Hitting Bottom

What? Monday funny? Sorry, you'll have to scroll down for that. Had you tuned in yesterday you'd know why. For shame.

There’s some religious idea about reincarnation and choice. I heard it from my dad many years ago when he was on his spiritual kick. The idea was that people continue down the same path until such time as they hit rock bottom and realize that the only place left to go is up.


This can be seen in drug rehab, political revolutions, weight loss, just about every bad or destructive trait seems to have a breaking point. The same can be said for writing. I suppose this blog could be considered my own rehab journal with regards to writing. Anyone paying attention can tell when I fall off the wagon. Posts grow sparse. Those little word count bars to the right don’t move.
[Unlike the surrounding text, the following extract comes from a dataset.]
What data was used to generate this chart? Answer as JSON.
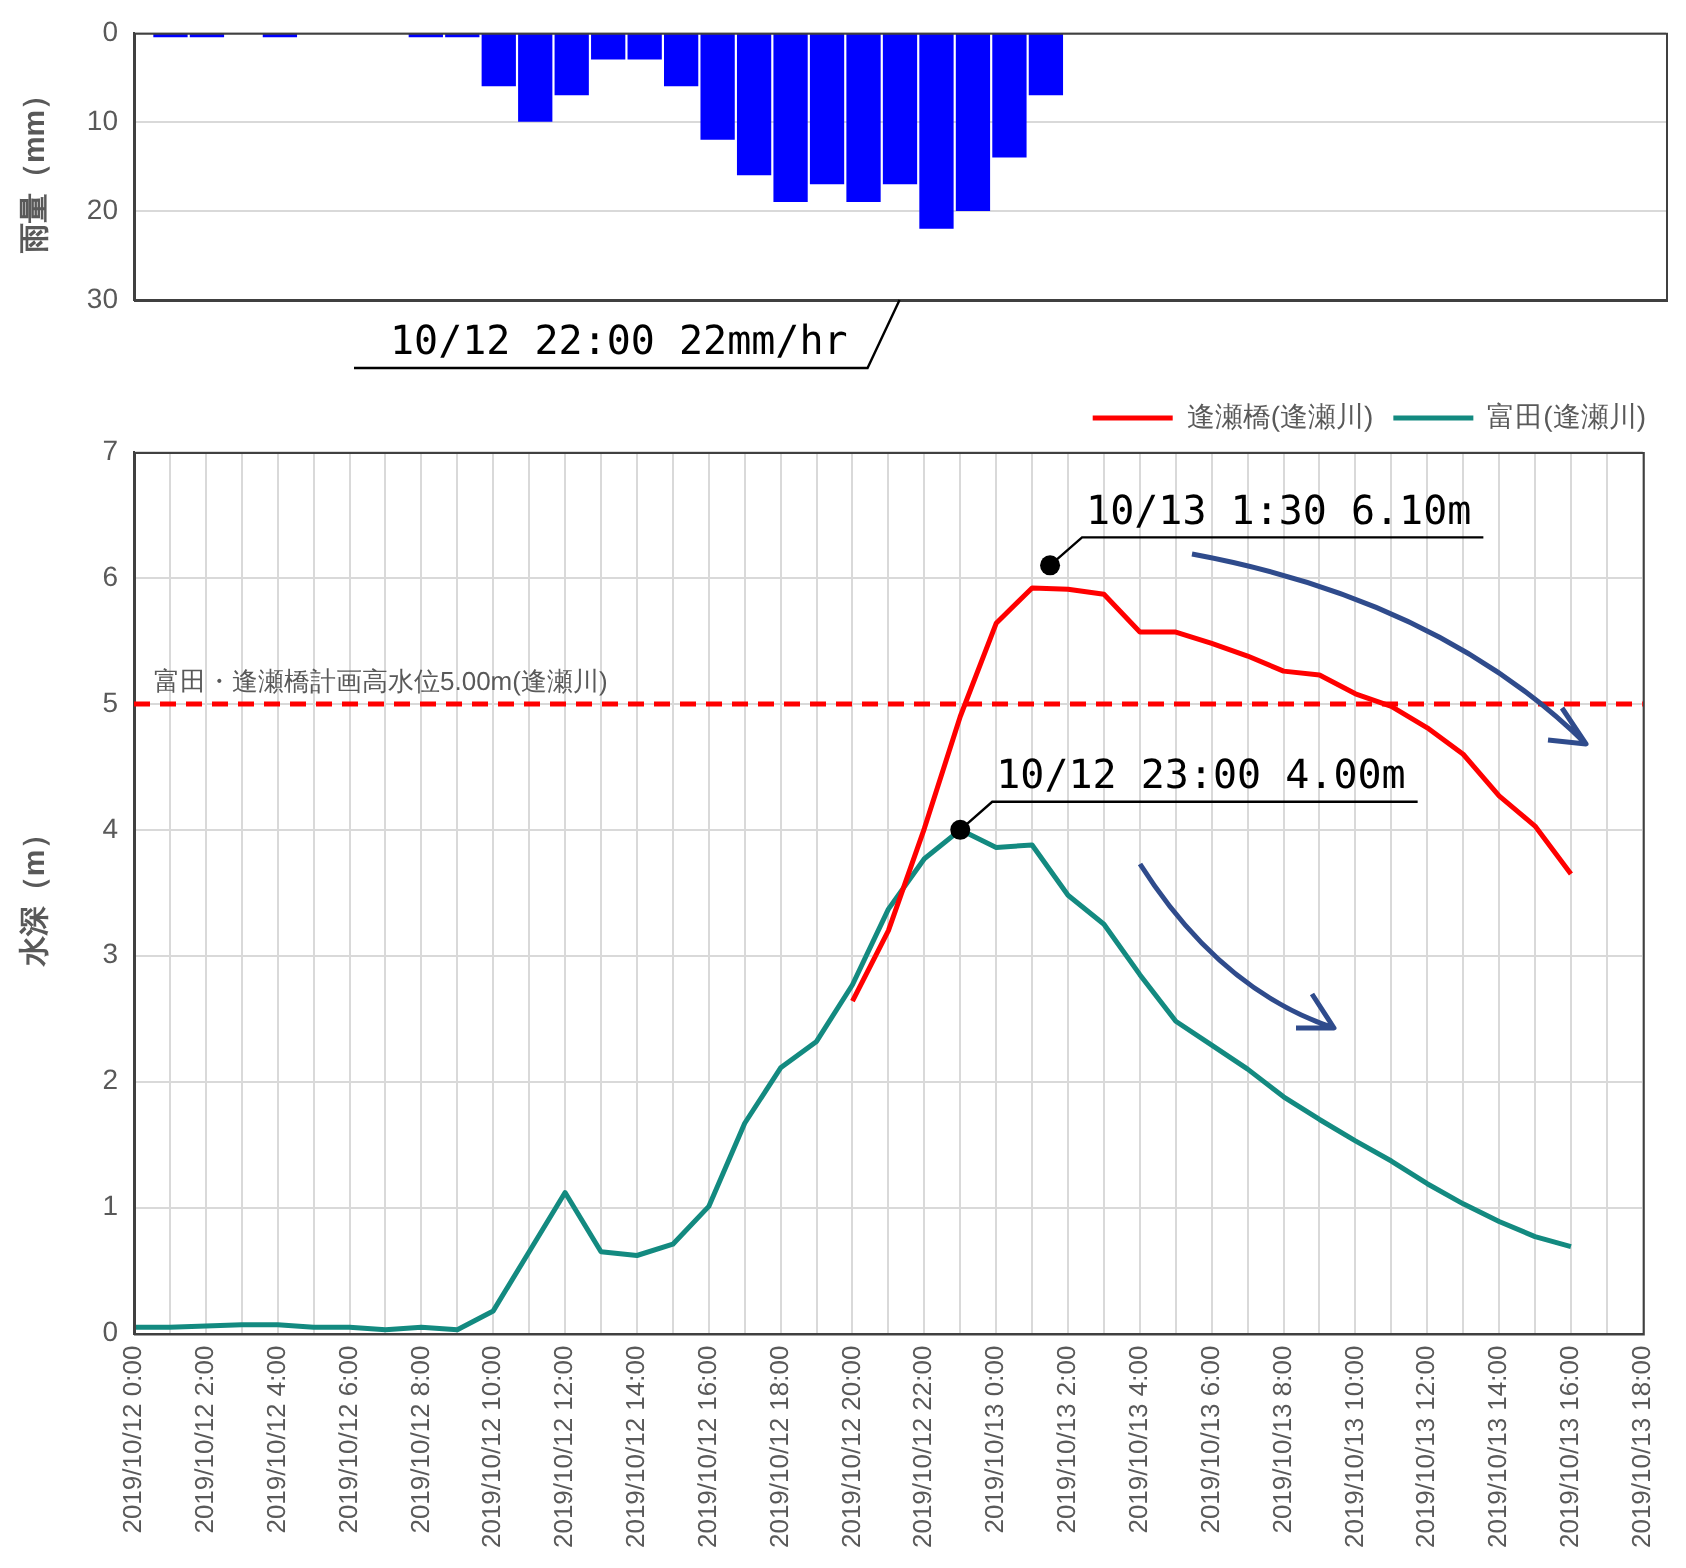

I make no references to a recent revelation attained while writing.


For me, bottom is realizing that I’m running out of time. Don’t worry; I don’t have a terminal illness or anything. As some of you know, I’ve been a stay at home dad for the last nine or so months. I love it, who wouldn’t, but with all of the wonderful budget cuts in California I could be back in the work force sooner than expected. That’s a worst case scenario but one that I’ve had in the back of my mind as of late.


In the doomsday scenario, there are two options that I see played out by the ghost of finance future. The first finds me doing any number of my past jobs, sign making, design, construction, waiting tables, whatever the job market will provide. Along with that comes a touch of misery and dreaming of “what if.” The second option has me sitting at home in front of my computer or perhaps at a café somewhere with my laptop writing away.
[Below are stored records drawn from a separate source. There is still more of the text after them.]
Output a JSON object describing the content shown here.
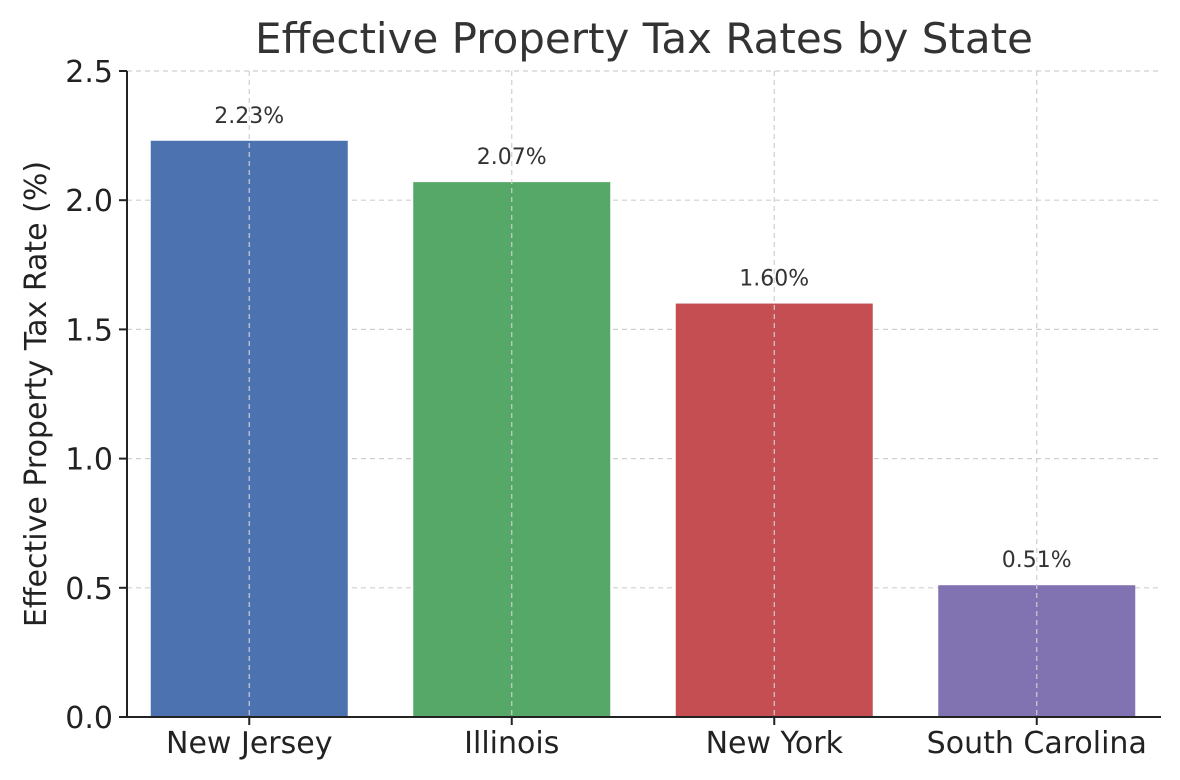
{
  "chart_data": {
    "type": "bar",
    "title": "Effective Property Tax Rates by State",
    "xlabel": "",
    "ylabel": "Effective Property Tax Rate (%)",
    "categories": [
      "New Jersey",
      "Illinois",
      "New York",
      "South Carolina"
    ],
    "values": [
      2.23,
      2.07,
      1.6,
      0.51
    ],
    "data_labels": [
      "2.23%",
      "2.07%",
      "1.60%",
      "0.51%"
    ],
    "colors": [
      "#4c72b0",
      "#55a868",
      "#c44e52",
      "#8172b2"
    ],
    "ylim": [
      0,
      2.5
    ],
    "yticks": [
      0.0,
      0.5,
      1.0,
      1.5,
      2.0,
      2.5
    ],
    "ytick_labels": [
      "0.0",
      "0.5",
      "1.0",
      "1.5",
      "2.0",
      "2.5"
    ],
    "grid": true
  }
}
Yeah, that’s it, just writing. “But how does that solve the financial problem? You’re just going to bet it all on a pipe dream?”


That’s the thing, I can’t bet on pipe dreams in this scenario. There are hungry mouths to be fed, bills to be paid. But in the first option I ended up there because I squandered the time that I have right now. In the second option I capitalized on my free time, got into the world of writing in all of its veins, not just escapism. By the time doomsday arrived, I simply needed to ramp up the work I was already doing.


I guess what I’m saying is that I’m projecting rock bottom. The real bottom would be waking up at 3:30 every morning to be at the shop by 4:00 so that we could load up the work truck and be on the road by 4:30, my head leaning against a cold window as my coworker drove us to our destination some two to three hours away (maybe more) slipping in and out of sleep as we drove by city after city, cutting off car after car until finally we arrived, groggy and cranky and ready to start the day’s work of “skilled” manual labor, “supers” harping about things out of our control, a boss calling because he’s staring at his computer screen that has the bottom line blazing in red, and us breaking ourselves, not for the super or our boss or even because we’re good workers that try not to drain the clock, but because we just want to be done and gone, in hopes that we can on the road in another eight to ten hours at which point I’d drive, eyes red and waning while my coworker slept only to get home too tired to do anything, with another day of the same crap doing something else in a different city, waiting for me hours before the horizon, and the best part would be that I’d never know what was next because there is no schedule, no vacations, no warning, no planning, not for us anyway, “Next week you guys will be staying in Red Bluff,” “Where’s Red Bluff?” “About four hours away. You’re putting up tack wall.” “I hate tack wall.” “Well you’ll be there for two weeks.” “What?” “It’s the whole school. We’ve rented you a room in a crumby motel.” “But my wife is eight months pregnant.” “You’ll be home on the weekend. Sorry.” “Me too.”


A picture of what our hotel looked like (in the 70's), and

what they're still using as a promotion.

What the hotel actually looks like care of Google Maps. Our rooms

were the ones straight ahead on the bottom floor of that two story

building in the back. The crackheads that lived there were in the

adjacent building behind the country diner to the left. Ah, memories.


That just gave me the chills. But that’s what I need to think about the next time I say to myself, “I can look at markets for stories later, Facebook is calling my name.” That’s what we all need to do.


So if you haven’t hit rock bottom yet, imagine it. You are a writer after all. If writing is something that you really want to do, then you have to figure out how to make money at it. More importantly, you have to figure out how to keep yourself on task. There’s no boss poking his greasy head in, beady little eyes filled with dollar signs scrutinizing your productivity. There’s just you. And if you let yourself take vacations whenever you want, then the business fails and everyone gets a pink slip. But that pink slip might lead to a crumby motel in Red Bluff, a sore back, sleep deprivation, and an aching heart.


And on that uplifting note! That’s today’s exercise, write your doomsday and post it in the comments, or post it on your blog if you have one and post a link to it down in the comments so that we can all share in a collective catharsis of sorts.